There’s nothing worse than getting all excited about eating a candy bar, only to open it and find out it’s nothing but dust. It just feels like a waste of money at that point.
“Chief nursing officer brought in this half eaten cake from her house party as a ‘thanks’ to the nurses working at the children’s hospital.”

Ah yes, because the nurses who have been working around the clock to help sick and dying patients deserve a half eaten cake as thanks. I’m not even a nurse and this makes me mad.
“When the road wants to kill you.”

We can only hope that no one tried driving on that road, except for a very careful salt truck. How some people think winter is the best season is beyond me.
“Booked a flight for my wife and I, and they wanted to charge us an extra 4$ to TRY to seat us together…”

I think the strangest part is that an airline wouldn’t just assume that you’d want two seats you’re buying at the same time to be together. Like, why is that even an issue?
“The elevator in my building when I came home from work.”

I want to believe that the person who spilled that milk just went down to reception to figure out how to get it cleaned. But I just know they went straight to their unit and didn’t look back.
“A few days before swapping to my winter wheels, Pennsylvania roads decided it was too late.”

I want to say that this is what happens when you change your tires over too late in the season, but I feel like something like this would’ve happened regardless. If only roads were paved properly.
“I do diamond painting. Today, I knocked all my drills on the floor.”

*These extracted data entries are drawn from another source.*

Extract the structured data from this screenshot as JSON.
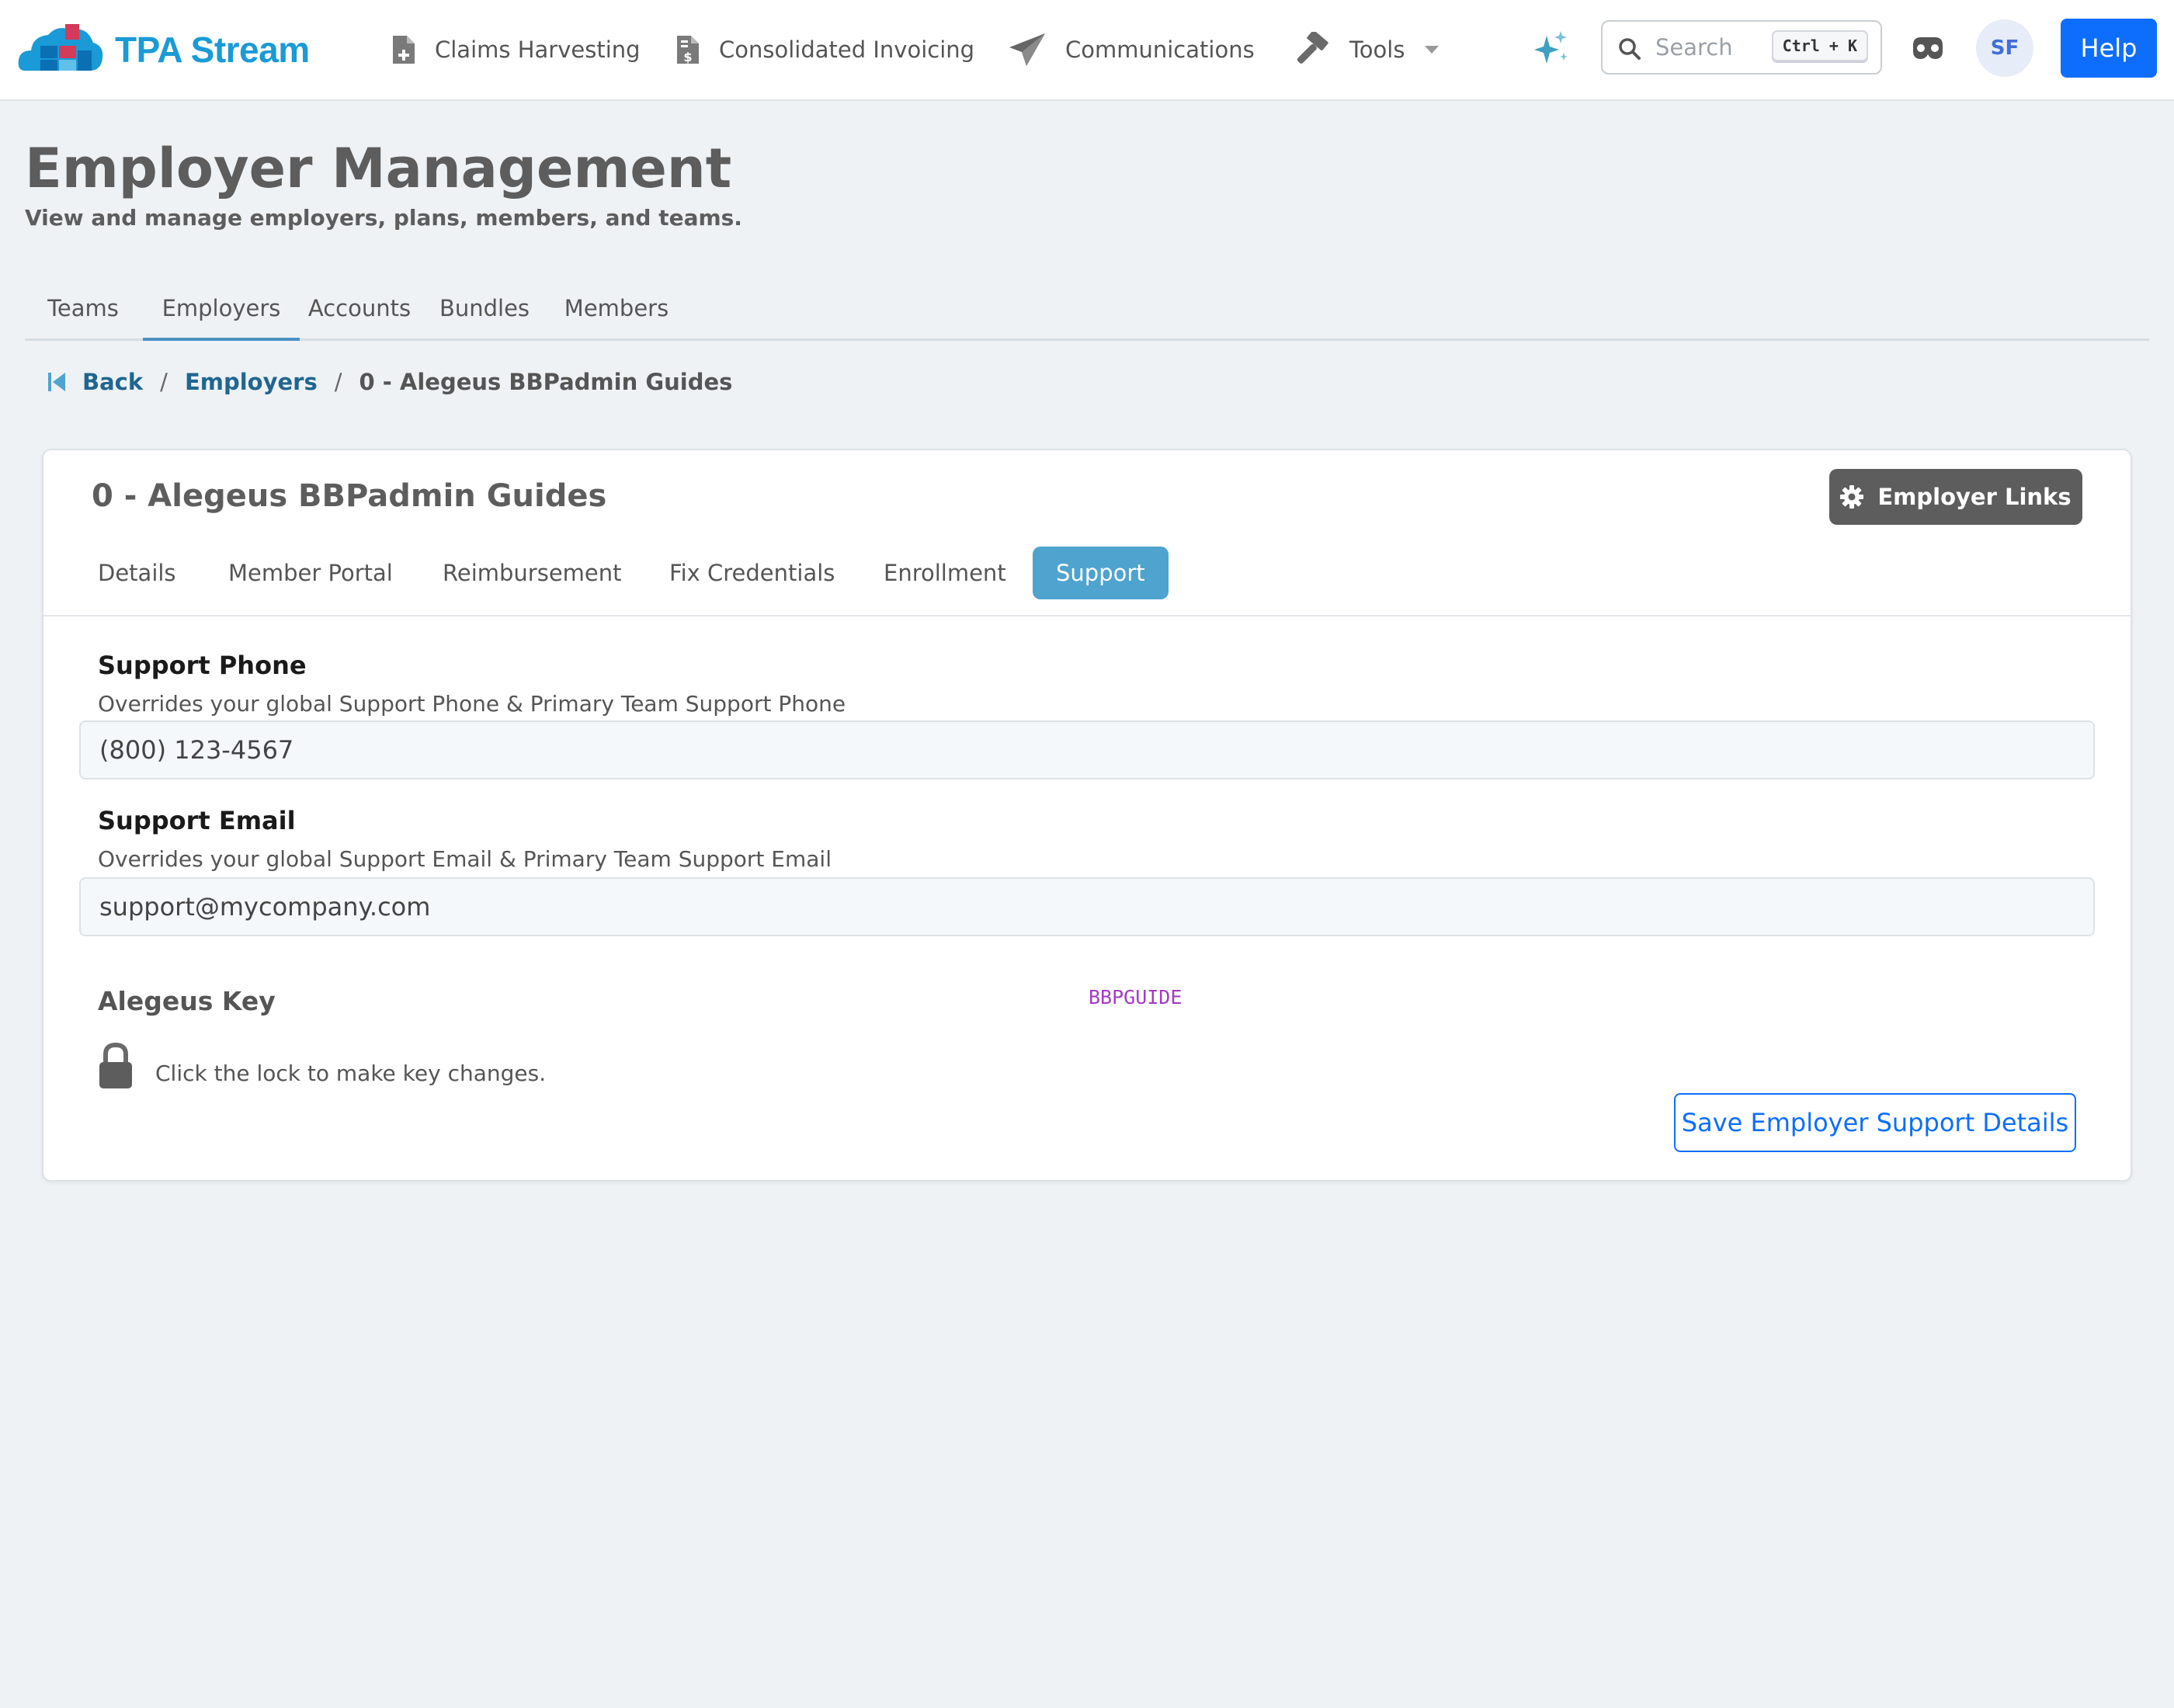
{
  "brand": {
    "name": "TPA Stream"
  },
  "nav": {
    "items": [
      {
        "label": "Claims Harvesting",
        "icon": "file-plus-icon"
      },
      {
        "label": "Consolidated Invoicing",
        "icon": "file-invoice-dollar-icon"
      },
      {
        "label": "Communications",
        "icon": "paper-plane-icon"
      },
      {
        "label": "Tools",
        "icon": "hammer-icon"
      }
    ],
    "search_placeholder": "Search",
    "search_shortcut": "Ctrl + K",
    "avatar_initials": "SF",
    "help_label": "Help"
  },
  "page": {
    "title": "Employer Management",
    "subtitle": "View and manage employers, plans, members, and teams."
  },
  "main_tabs": [
    "Teams",
    "Employers",
    "Accounts",
    "Bundles",
    "Members"
  ],
  "main_tabs_active": "Employers",
  "breadcrumb": {
    "back": "Back",
    "employers": "Employers",
    "current": "0 - Alegeus BBPadmin Guides"
  },
  "card": {
    "title": "0 - Alegeus BBPadmin Guides",
    "employer_links_label": "Employer Links",
    "tabs": [
      "Details",
      "Member Portal",
      "Reimbursement",
      "Fix Credentials",
      "Enrollment",
      "Support"
    ],
    "active_tab": "Support"
  },
  "support": {
    "phone_label": "Support Phone",
    "phone_help": "Overrides your global Support Phone & Primary Team Support Phone",
    "phone_value": "(800) 123-4567",
    "email_label": "Support Email",
    "email_help": "Overrides your global Support Email & Primary Team Support Email",
    "email_value": "support@mycompany.com",
    "key_label": "Alegeus Key",
    "key_value": "BBPGUIDE",
    "lock_text": "Click the lock to make key changes.",
    "save_label": "Save Employer Support Details"
  },
  "colors": {
    "brand_blue": "#1a9ad6",
    "primary": "#0d6efd",
    "active_subtab": "#4fa3cf",
    "key_value": "#a43bc3",
    "page_bg": "#eef2f5"
  }
}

I’m thinking about how much time it’s going to take to clean the carpet up, and it’s filling me with rage. The worst part, though, is that one may never find enough of them to finish the art.
“The amount of ‘not empty yet’ bottles of soap my gf has in the shower.”

All you have to do is run some water into those bottles, and the remaining soap/shampoo/conditioner/etc. will come right out and still be usable.
Or you could just throw them away if you’re feeling especially lazy. Anything but keeping them in the shower.
“Mold in nearly every can of Arizona Sweet Tea. Brand new, just opened. Refrigerated.”

I guess this was a really, really bad batch of sweet tea. The worst part is that there’s pretty much nothing you can do but buy a new pack.
“Guy watching a movie at full volume on the train.”

I swear, it’s like some people forgot that headphones exist. Or maybe this guy doesn’t know about them?
Or, maybe he just doesn’t care, and thinks he’s the most important person in the world or something.
“The numbers on this bus.”

Oh man, this is so irritating! There was no reason for every single one of those numbers to be different sizes (and slightly different shades of black, to boot!). The company probably did this on purpose, just to tick people off.
“I’m just trying to refund two tickets…”

I once had to get a refund from an airline, and it took me about 4 hours. I swear, trying to contact an airline is exactly like trying to cancel your cable service.
“Is it really that hard?”

This is honestly worse than when people leave their cart in the middle of a parking spot. Something about this seems so passive aggressive. Like, “sure, I’ll move the cart, but I still won’t put it in the right spot.”